Now, we will suppose that a gust or eddy throws the machine into the lower position. It no longer travels in the direction of T, since the momentum in the old direction pulls it off that course. M is now the resultant of the Thrust and the Momentum, and you will note that this results in a decrease in the angle our old friend the neutral lift line makes with M, i.e., a decrease in the angle of incidence and therefore a decrease in lift.

We will suppose that this decrease is 2 degrees. Such decrease applies to both main surface and stabilizer, since both are fixed rigidly to the aeroplane.

The main surface, which had 12 degrees angle, has now only 10 degrees, i.e., a loss of ONE-SIXTH.

The stabilizer, which had 4 degrees angle, has now only 2 degrees, i.e., a loss of ONE-HALF.

The latter has therefore lost a greater PROPORTION of its angle of incidence, and consequently its lift, than has the main surface. It must then fall relative to the main surface. The tail falling, the aeroplane then assumes its first position, though at a slightly less altitude.
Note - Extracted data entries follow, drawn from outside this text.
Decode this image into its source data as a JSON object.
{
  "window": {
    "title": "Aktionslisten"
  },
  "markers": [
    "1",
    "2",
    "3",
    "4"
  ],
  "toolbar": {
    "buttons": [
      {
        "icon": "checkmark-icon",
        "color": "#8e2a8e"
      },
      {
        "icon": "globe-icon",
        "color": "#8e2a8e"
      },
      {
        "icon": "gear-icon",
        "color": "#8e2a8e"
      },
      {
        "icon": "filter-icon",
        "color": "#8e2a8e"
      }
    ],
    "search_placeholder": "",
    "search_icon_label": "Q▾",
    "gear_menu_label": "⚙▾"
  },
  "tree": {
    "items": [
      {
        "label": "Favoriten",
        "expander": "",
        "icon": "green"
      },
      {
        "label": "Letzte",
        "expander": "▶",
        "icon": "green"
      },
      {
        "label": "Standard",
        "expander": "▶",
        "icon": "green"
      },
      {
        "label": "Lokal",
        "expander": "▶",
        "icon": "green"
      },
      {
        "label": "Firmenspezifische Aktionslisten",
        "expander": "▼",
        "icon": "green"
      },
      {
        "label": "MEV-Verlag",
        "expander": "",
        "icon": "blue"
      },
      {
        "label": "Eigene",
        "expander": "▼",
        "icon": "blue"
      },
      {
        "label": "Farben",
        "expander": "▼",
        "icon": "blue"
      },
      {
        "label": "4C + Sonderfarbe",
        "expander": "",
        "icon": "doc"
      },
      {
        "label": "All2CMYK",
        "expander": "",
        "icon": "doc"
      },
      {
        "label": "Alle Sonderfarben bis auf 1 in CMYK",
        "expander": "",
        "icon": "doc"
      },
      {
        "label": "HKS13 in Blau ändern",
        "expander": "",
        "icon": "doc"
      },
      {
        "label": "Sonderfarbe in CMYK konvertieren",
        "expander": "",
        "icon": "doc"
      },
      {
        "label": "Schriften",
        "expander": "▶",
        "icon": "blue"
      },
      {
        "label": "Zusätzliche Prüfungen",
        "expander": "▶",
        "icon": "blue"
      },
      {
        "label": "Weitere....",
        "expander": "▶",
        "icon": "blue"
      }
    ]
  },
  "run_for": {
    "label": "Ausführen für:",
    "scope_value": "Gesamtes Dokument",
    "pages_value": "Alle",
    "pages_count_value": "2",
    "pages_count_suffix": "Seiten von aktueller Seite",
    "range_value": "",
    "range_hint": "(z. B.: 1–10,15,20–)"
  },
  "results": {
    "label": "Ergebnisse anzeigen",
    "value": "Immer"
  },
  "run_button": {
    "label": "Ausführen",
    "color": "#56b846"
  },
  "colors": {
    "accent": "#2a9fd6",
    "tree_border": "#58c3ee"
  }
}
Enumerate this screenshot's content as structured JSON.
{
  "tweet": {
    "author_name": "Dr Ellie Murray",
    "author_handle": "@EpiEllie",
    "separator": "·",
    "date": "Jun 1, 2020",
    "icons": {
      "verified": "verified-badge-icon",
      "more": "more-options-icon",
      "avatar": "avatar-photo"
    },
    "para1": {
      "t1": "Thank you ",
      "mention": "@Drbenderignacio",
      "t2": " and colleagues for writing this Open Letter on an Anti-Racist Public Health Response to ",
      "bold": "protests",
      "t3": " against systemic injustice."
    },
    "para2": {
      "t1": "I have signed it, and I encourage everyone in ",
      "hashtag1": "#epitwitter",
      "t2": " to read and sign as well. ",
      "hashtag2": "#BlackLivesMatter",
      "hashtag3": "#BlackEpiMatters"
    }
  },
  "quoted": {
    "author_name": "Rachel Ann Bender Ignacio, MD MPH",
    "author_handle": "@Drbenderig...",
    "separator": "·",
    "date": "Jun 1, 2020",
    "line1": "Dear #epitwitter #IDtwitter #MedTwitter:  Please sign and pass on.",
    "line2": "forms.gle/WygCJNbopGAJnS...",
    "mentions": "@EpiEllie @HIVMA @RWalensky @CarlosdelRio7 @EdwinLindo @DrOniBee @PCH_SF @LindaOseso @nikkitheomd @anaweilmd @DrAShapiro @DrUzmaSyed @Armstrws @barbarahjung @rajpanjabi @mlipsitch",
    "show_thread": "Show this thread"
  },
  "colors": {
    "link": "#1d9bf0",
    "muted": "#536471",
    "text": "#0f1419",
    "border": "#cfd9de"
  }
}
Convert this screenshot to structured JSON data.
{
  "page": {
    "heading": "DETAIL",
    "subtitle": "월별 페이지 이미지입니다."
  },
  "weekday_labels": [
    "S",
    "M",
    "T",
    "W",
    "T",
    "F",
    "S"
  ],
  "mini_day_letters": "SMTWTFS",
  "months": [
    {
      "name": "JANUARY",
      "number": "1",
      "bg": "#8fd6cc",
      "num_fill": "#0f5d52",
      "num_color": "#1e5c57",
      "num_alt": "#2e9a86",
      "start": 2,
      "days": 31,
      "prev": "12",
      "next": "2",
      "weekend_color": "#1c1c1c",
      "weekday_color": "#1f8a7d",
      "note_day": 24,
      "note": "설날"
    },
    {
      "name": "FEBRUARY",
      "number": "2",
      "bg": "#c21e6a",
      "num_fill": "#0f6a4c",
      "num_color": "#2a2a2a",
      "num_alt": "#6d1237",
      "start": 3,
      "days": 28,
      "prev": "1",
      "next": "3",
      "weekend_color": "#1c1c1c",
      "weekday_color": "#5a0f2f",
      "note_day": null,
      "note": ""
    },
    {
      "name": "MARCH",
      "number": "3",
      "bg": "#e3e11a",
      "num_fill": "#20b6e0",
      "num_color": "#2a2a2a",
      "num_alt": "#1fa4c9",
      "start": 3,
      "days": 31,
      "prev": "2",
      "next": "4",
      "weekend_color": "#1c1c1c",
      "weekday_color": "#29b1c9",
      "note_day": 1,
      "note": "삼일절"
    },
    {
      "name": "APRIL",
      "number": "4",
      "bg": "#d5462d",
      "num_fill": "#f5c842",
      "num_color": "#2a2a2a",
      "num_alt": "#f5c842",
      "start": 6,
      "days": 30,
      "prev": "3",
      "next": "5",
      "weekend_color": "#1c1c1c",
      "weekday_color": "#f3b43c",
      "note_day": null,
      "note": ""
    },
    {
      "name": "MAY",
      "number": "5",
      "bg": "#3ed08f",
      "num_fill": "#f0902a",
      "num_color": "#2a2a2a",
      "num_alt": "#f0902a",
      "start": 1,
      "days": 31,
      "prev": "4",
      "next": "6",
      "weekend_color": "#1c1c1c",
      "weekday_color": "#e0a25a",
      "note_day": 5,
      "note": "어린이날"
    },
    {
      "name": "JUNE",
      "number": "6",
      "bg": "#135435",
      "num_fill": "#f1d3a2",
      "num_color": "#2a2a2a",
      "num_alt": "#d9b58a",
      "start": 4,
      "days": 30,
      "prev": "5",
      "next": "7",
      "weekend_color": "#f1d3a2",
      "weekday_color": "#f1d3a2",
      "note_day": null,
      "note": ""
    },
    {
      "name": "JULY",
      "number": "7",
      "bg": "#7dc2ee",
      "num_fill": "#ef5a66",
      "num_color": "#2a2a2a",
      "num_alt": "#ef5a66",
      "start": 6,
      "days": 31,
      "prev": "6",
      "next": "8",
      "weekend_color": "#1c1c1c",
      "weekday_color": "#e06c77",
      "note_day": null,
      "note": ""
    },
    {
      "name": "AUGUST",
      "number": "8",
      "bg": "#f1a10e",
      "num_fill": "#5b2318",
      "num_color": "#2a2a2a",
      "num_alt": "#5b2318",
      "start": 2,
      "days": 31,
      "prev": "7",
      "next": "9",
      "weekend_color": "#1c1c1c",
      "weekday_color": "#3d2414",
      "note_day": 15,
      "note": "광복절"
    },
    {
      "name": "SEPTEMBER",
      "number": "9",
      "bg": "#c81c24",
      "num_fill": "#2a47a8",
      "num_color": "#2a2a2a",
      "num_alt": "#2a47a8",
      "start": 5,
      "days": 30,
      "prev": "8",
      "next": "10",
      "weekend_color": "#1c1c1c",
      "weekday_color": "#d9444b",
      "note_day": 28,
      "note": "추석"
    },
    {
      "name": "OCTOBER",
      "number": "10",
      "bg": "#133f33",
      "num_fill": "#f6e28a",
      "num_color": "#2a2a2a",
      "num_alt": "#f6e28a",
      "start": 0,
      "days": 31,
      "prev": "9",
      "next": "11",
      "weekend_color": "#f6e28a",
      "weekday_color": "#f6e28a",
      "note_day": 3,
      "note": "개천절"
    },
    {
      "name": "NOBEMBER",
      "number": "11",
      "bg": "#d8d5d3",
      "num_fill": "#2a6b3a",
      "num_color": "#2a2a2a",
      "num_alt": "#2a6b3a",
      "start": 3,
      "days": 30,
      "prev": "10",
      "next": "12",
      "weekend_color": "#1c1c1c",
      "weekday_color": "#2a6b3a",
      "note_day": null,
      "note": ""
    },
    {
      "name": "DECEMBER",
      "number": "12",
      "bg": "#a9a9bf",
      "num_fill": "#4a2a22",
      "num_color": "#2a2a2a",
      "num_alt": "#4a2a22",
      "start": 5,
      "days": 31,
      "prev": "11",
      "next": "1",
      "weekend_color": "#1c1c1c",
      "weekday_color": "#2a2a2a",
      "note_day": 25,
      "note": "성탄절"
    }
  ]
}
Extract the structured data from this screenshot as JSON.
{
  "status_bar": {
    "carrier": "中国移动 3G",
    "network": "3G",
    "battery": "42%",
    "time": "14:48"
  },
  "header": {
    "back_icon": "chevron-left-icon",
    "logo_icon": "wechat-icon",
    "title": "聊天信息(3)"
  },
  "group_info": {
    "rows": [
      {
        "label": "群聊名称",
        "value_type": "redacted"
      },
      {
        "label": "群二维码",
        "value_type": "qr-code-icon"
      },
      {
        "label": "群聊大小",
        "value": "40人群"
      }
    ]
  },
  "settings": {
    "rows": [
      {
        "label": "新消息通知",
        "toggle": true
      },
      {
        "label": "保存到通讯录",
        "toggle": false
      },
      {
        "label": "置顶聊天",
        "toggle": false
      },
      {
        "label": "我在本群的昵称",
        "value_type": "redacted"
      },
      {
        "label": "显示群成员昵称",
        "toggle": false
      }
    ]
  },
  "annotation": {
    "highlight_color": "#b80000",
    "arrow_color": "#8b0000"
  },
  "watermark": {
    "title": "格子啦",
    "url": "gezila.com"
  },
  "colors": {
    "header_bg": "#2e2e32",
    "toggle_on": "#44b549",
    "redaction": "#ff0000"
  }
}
Should a gust throw the nose of the aeroplane up, then the reverse happens. Both main surface and stabilizer increase their angles of incidence in the same amount, but the angle, and therefore the lift, of the stabilizer increases in greater proportion than does the lift of the main surface, with the result that it lifts the tail. The aeroplane then assumes its first position, though at a slightly greater altitude.

Do not fall into the widespread error that the angle of incidence varies as the angle of the aeroplane to the horizontal. It varies with such angle, but not as anything approaching it. Remember that the stabilizing effect of the longitudinal dihedral lasts only as long as there is momentum in the direction of the first course.

These stabilizing movements are taking place all the time, even though imperceptible to the pilot.

Aeroplanes have, in the past, been built with a stabilizing surface in front of the main surface instead of at the rear of it. In such design the main surface (which is then the tail surface as well as the principal lifting surface) must be set at a less angle than the forward stabilizing surface, in order to secure a longitudinal dihedral. The defect of such design lies in the fact that the main surface must have a certain angle to lift the weight—say 5 degrees. Then, in order to secure a sufficiency of longitudinal stability, it is necessary to set the forward stabilizer at about 15 degrees. Such a large angle of incidence results in a very poor lift-drift ratio (and consequently great loss of efficiency), except at very low velocities compared with the speed of modern aeroplanes. At the time such aeroplanes were built velocities were comparatively low, and this defect was; for that reason, not sufficiently appreciated. In the end it killed the “canard” or “tail-first” design.

Aeroplanes of the Dunne and similar types possess no stabilizing surface distinct from the main surface, but they have a longitudinal dihedral which renders them stable.